Elsewhere, TrueUSD have struck up another partnership with crypto lender Nexo, which is enticing stablecoin holders to store funds with them in return for 6.5 percent interest per annum on Dai (DAI), Paxos Standard Token (PAX), USD Coin (USDC), Tether (USDT), and TrueUSD (TrueUSD).

Just like CredEarn, funds stored with Nexo are protected by custodial insurance, but unlike CredEarn — which requires funds to be locked up for a six month minimum — Nexo enables its clients to withdraw the cryptocurrency at any time, with no fees — turning the Nexo wallet into a what is effectively a savings account, with interest that exceeds most accounts currently available on the legacy market.

Another example is Origin Protocol which offers a decentralized alternative for a yield-bearing stablecoin: OUSD. Instead of using a 3rd party to earn yield on stablecoins, Origin Protocol optimizes yield between blue-chip DeFi protocols to earn users interest. Users can deposit DAI, USDC, or USDT to mint OUSD, and these stablecoins are then used to earn interest on Aave, Curve, Convex, and Compound.

Unlike other stablecoin lenders, Origin Protocol let’s users earn interest directly from their crypto wallets with automatic rebasing.
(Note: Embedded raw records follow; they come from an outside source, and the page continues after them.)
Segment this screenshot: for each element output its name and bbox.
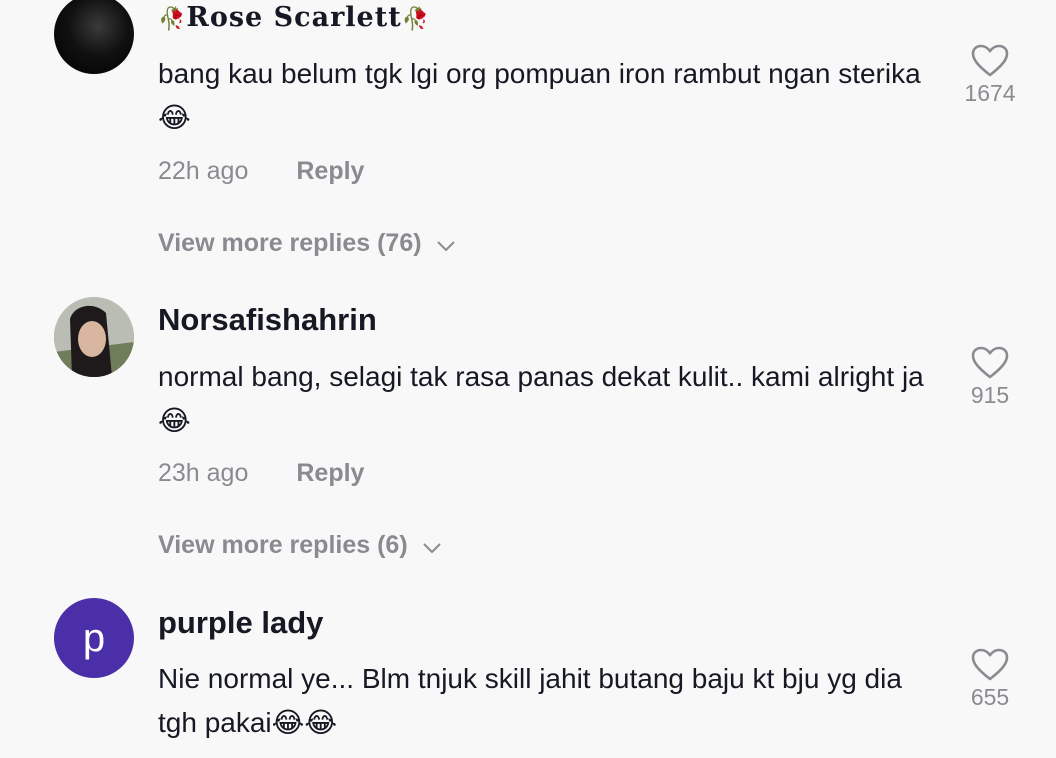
heart-outline-icon	[950, 44, 1030, 78]
comment-text: normal bang, selagi tak rasa panas dekat…	[158, 361, 924, 436]
reply-button[interactable]: Reply	[296, 459, 364, 487]
comment-text: Nie normal ye... Blm tnjuk skill jahit b…	[158, 663, 902, 738]
comment-username[interactable]: 🥀Rose Scarlett🥀	[158, 2, 430, 33]
rose-icon: 🥀	[158, 6, 187, 32]
like-button[interactable]: 915	[950, 346, 1030, 409]
avatar[interactable]	[54, 297, 134, 377]
comment-timestamp: 22h ago	[158, 157, 249, 185]
view-more-replies-button[interactable]: View more replies (6)	[158, 531, 442, 561]
avatar-photo	[54, 297, 134, 377]
comment-username[interactable]: Norsafishahrin	[158, 302, 377, 338]
chevron-down-icon	[436, 230, 456, 259]
like-count: 1674	[964, 80, 1016, 106]
avatar[interactable]	[54, 0, 134, 74]
view-more-replies-label: View more replies (6)	[158, 531, 408, 559]
heart-outline-icon	[950, 346, 1030, 380]
like-count: 655	[970, 684, 1010, 710]
username-text: Rose Scarlett	[186, 2, 402, 33]
like-button[interactable]: 1674	[950, 44, 1030, 107]
comment-text: bang kau belum tgk lgi org pompuan iron …	[158, 58, 921, 133]
avatar[interactable]: p	[54, 598, 134, 678]
rose-icon: 🥀	[401, 6, 431, 32]
view-more-replies-button[interactable]: View more replies (76)	[158, 229, 456, 259]
comment-meta: 23h ago Reply	[158, 459, 364, 488]
reply-button[interactable]: Reply	[296, 157, 364, 185]
chevron-down-icon	[422, 532, 442, 561]
like-button[interactable]: 655	[950, 648, 1030, 711]
comment-timestamp: 23h ago	[158, 459, 249, 487]
like-count: 915	[970, 382, 1010, 408]
view-more-replies-label: View more replies (76)	[158, 229, 422, 257]
comment-meta: 22h ago Reply	[158, 157, 364, 186]
heart-outline-icon	[950, 648, 1030, 682]
comment-username[interactable]: purple lady	[158, 605, 323, 641]
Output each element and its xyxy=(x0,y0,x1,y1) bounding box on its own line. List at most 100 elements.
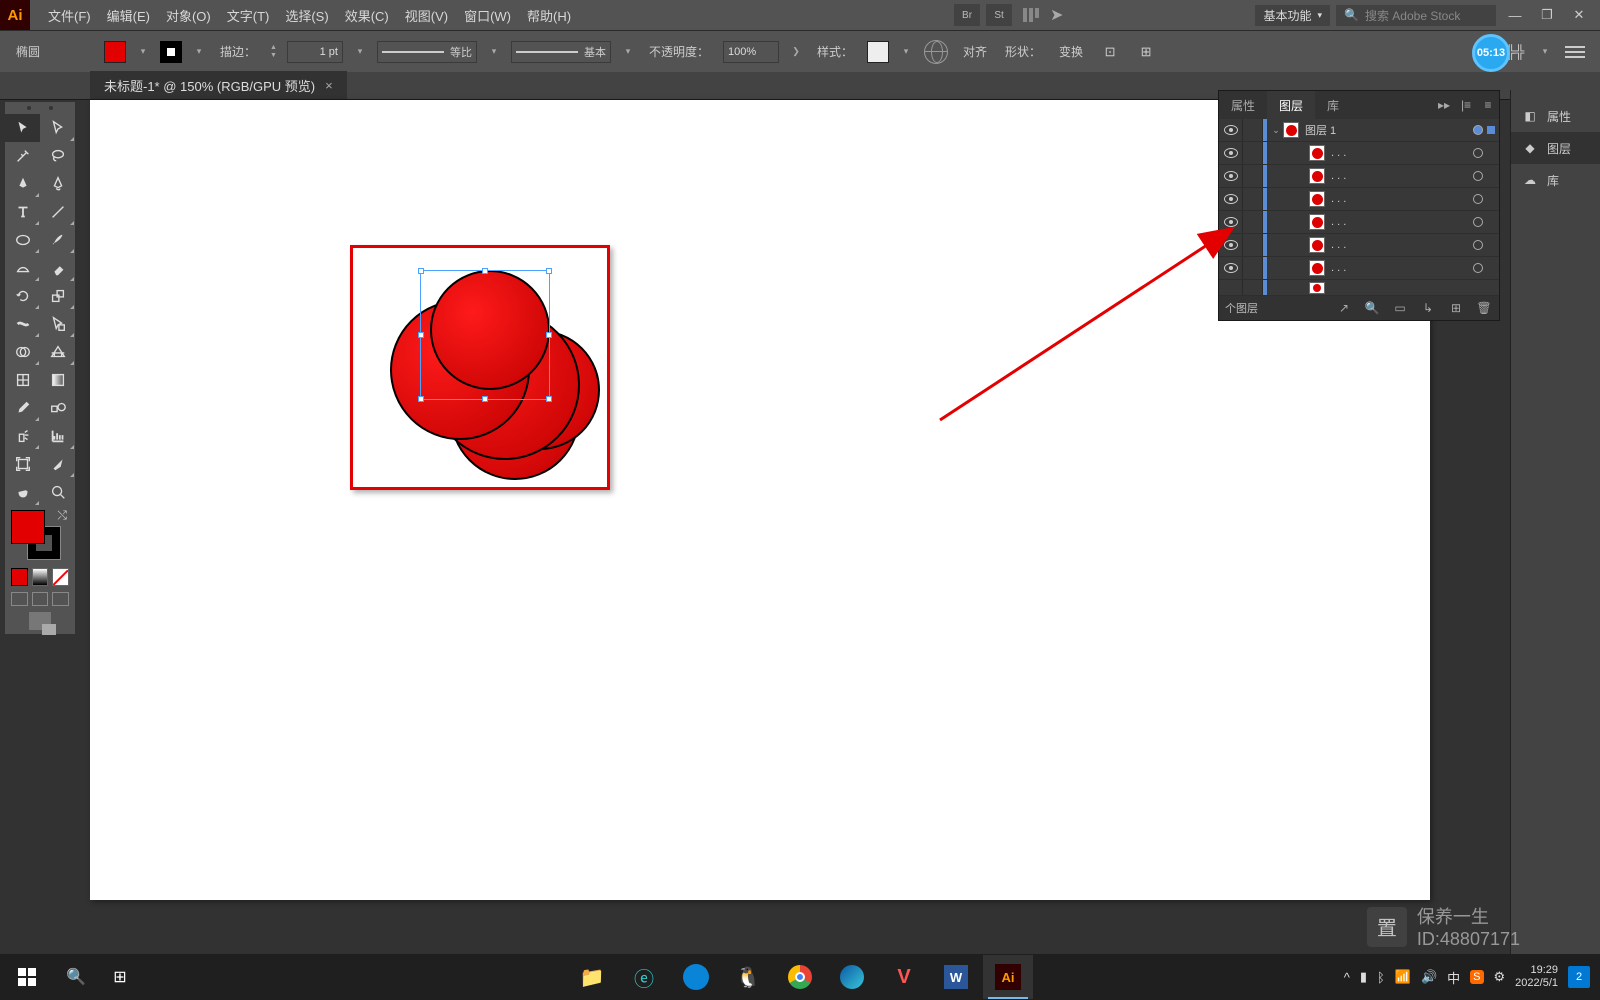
fill-dd[interactable]: ▾ xyxy=(136,41,150,63)
start-button[interactable] xyxy=(0,954,54,1000)
select-indicator[interactable] xyxy=(1487,126,1495,134)
target-icon[interactable] xyxy=(1469,263,1487,273)
taskbar-qq[interactable]: 🐧 xyxy=(723,955,773,999)
hand-tool[interactable] xyxy=(5,478,40,506)
artboard-tool[interactable] xyxy=(5,450,40,478)
workspace-selector[interactable]: 基本功能▾ xyxy=(1255,5,1330,26)
isolate-icon[interactable]: ⊡ xyxy=(1097,39,1123,65)
tray-ime[interactable]: 中 xyxy=(1447,968,1460,987)
shaper-tool[interactable] xyxy=(5,254,40,282)
color-mode[interactable] xyxy=(11,568,28,586)
direct-selection-tool[interactable] xyxy=(40,114,75,142)
graphic-style-swatch[interactable] xyxy=(867,41,889,63)
collapse-icon[interactable]: ▸▸ xyxy=(1433,98,1455,112)
magic-wand-tool[interactable] xyxy=(5,142,40,170)
scale-tool[interactable] xyxy=(40,282,75,310)
layer-name[interactable]: . . . xyxy=(1331,193,1469,205)
transform-label[interactable]: 变换 xyxy=(1055,43,1087,60)
target-icon[interactable] xyxy=(1469,171,1487,181)
gradient-mode[interactable] xyxy=(32,568,49,586)
expand-icon[interactable]: ⌄ xyxy=(1269,125,1283,136)
tray-settings-icon[interactable]: ⚙ xyxy=(1494,969,1506,985)
menu-object[interactable]: 对象(O) xyxy=(158,6,219,25)
visibility-toggle[interactable] xyxy=(1219,211,1243,233)
slice-tool[interactable] xyxy=(40,450,75,478)
taskbar-search-icon[interactable]: 🔍 xyxy=(54,954,98,1000)
tab-library[interactable]: 库 xyxy=(1315,91,1351,119)
width-tool[interactable] xyxy=(5,310,40,338)
panel-menu-icon[interactable]: ≡ xyxy=(1477,98,1499,112)
fill-stroke-control[interactable]: ⤭ xyxy=(5,506,75,564)
stroke-weight-input[interactable]: 1 pt xyxy=(287,41,343,63)
dock-icon[interactable]: |≡ xyxy=(1455,98,1477,112)
perspective-tool[interactable] xyxy=(40,338,75,366)
draw-behind[interactable] xyxy=(32,592,49,606)
curvature-tool[interactable] xyxy=(40,170,75,198)
panel-menu-icon[interactable] xyxy=(1562,39,1588,65)
minimize-button[interactable]: — xyxy=(1502,5,1528,25)
zoom-tool[interactable] xyxy=(40,478,75,506)
bridge-icon[interactable]: Br xyxy=(954,4,980,26)
sublayer-row[interactable]: . . . xyxy=(1219,211,1499,234)
target-icon[interactable] xyxy=(1469,240,1487,250)
dock-library[interactable]: ☁库 xyxy=(1511,164,1600,196)
free-transform-tool[interactable] xyxy=(40,310,75,338)
menu-select[interactable]: 选择(S) xyxy=(277,6,336,25)
align-label[interactable]: 对齐 xyxy=(959,43,991,60)
opacity-dd[interactable]: ❯ xyxy=(789,41,803,63)
fill-color[interactable] xyxy=(11,510,45,544)
layer-name[interactable]: . . . xyxy=(1331,216,1469,228)
clip-mask-icon[interactable]: ▭ xyxy=(1391,301,1409,315)
taskbar-explorer[interactable]: 📁 xyxy=(567,955,617,999)
edit-icon[interactable]: ⊞ xyxy=(1133,39,1159,65)
recolor-icon[interactable] xyxy=(923,39,949,65)
style-dd[interactable]: ▾ xyxy=(899,41,913,63)
selection-tool[interactable] xyxy=(5,114,40,142)
prefs-dd[interactable]: ▾ xyxy=(1538,41,1552,63)
doc-tab[interactable]: 未标题-1* @ 150% (RGB/GPU 预览) × xyxy=(90,71,347,99)
menu-view[interactable]: 视图(V) xyxy=(397,6,456,25)
paintbrush-tool[interactable] xyxy=(40,226,75,254)
sublayer-row[interactable]: . . . xyxy=(1219,188,1499,211)
stroke-swatch[interactable] xyxy=(160,41,182,63)
draw-inside[interactable] xyxy=(52,592,69,606)
taskbar-edge[interactable] xyxy=(827,955,877,999)
sublayer-row[interactable]: . . . xyxy=(1219,257,1499,280)
layer-row[interactable]: ⌄ 图层 1 xyxy=(1219,119,1499,142)
taskbar-chrome[interactable] xyxy=(775,955,825,999)
tray-sogou-icon[interactable]: S xyxy=(1470,970,1483,984)
none-mode[interactable] xyxy=(52,568,69,586)
visibility-toggle[interactable] xyxy=(1219,165,1243,187)
dock-layers[interactable]: ◆图层 xyxy=(1511,132,1600,164)
menu-help[interactable]: 帮助(H) xyxy=(519,6,579,25)
tray-clock[interactable]: 19:29 2022/5/1 xyxy=(1515,964,1558,990)
menu-text[interactable]: 文字(T) xyxy=(219,6,278,25)
fill-swatch[interactable] xyxy=(104,41,126,63)
stroke-dd[interactable]: ▾ xyxy=(192,41,206,63)
taskbar-edge-legacy[interactable]: ⓔ xyxy=(619,955,669,999)
sublayer-row[interactable]: . . . xyxy=(1219,142,1499,165)
layer-name[interactable]: . . . xyxy=(1331,262,1469,274)
stroke-w-dd[interactable]: ▾ xyxy=(353,41,367,63)
rotate-tool[interactable] xyxy=(5,282,40,310)
selection-bounds[interactable] xyxy=(420,270,550,400)
visibility-toggle[interactable] xyxy=(1219,142,1243,164)
close-tab-icon[interactable]: × xyxy=(325,78,333,93)
sublayer-row[interactable] xyxy=(1219,280,1499,296)
visibility-toggle[interactable] xyxy=(1219,234,1243,256)
task-view-icon[interactable]: ⊞ xyxy=(98,954,142,1000)
tray-chevron-icon[interactable]: ^ xyxy=(1344,970,1350,985)
shape-label[interactable]: 形状： xyxy=(1001,43,1045,60)
delete-layer-icon[interactable]: 🗑 xyxy=(1475,301,1493,315)
search-layer-icon[interactable]: 🔍 xyxy=(1363,301,1381,315)
search-stock[interactable]: 🔍搜索 Adobe Stock xyxy=(1336,5,1496,26)
graph-tool[interactable] xyxy=(40,422,75,450)
new-layer-icon[interactable]: ⊞ xyxy=(1447,301,1465,315)
gradient-tool[interactable] xyxy=(40,366,75,394)
new-sublayer-icon[interactable]: ↳ xyxy=(1419,301,1437,315)
visibility-toggle[interactable] xyxy=(1219,119,1243,141)
layer-name[interactable]: . . . xyxy=(1331,170,1469,182)
eyedropper-tool[interactable] xyxy=(5,394,40,422)
brush-dd[interactable]: ▾ xyxy=(621,41,635,63)
symbol-sprayer-tool[interactable] xyxy=(5,422,40,450)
Moreover, OUSD yield-generation strategies only involve stablecoins, so user funds are not subject to the market volatility of traditional cryptocurrencies.

Conclusion

If these models of stablecoin lending and storage takes off, it could not only start a competitive price war where major stablecoins compete for customers by raising interest rates as banks do, but also put crypto-lending on the map as an alternative possibility for mainstream investors.

And, with an additional lending-based model of revenue, we could see more companies creating fiat-backed stablecoins for the currencies of countries like Switzerland and Japan that have a negative central bank interest rate and wouldn’t have previously have been lucrative.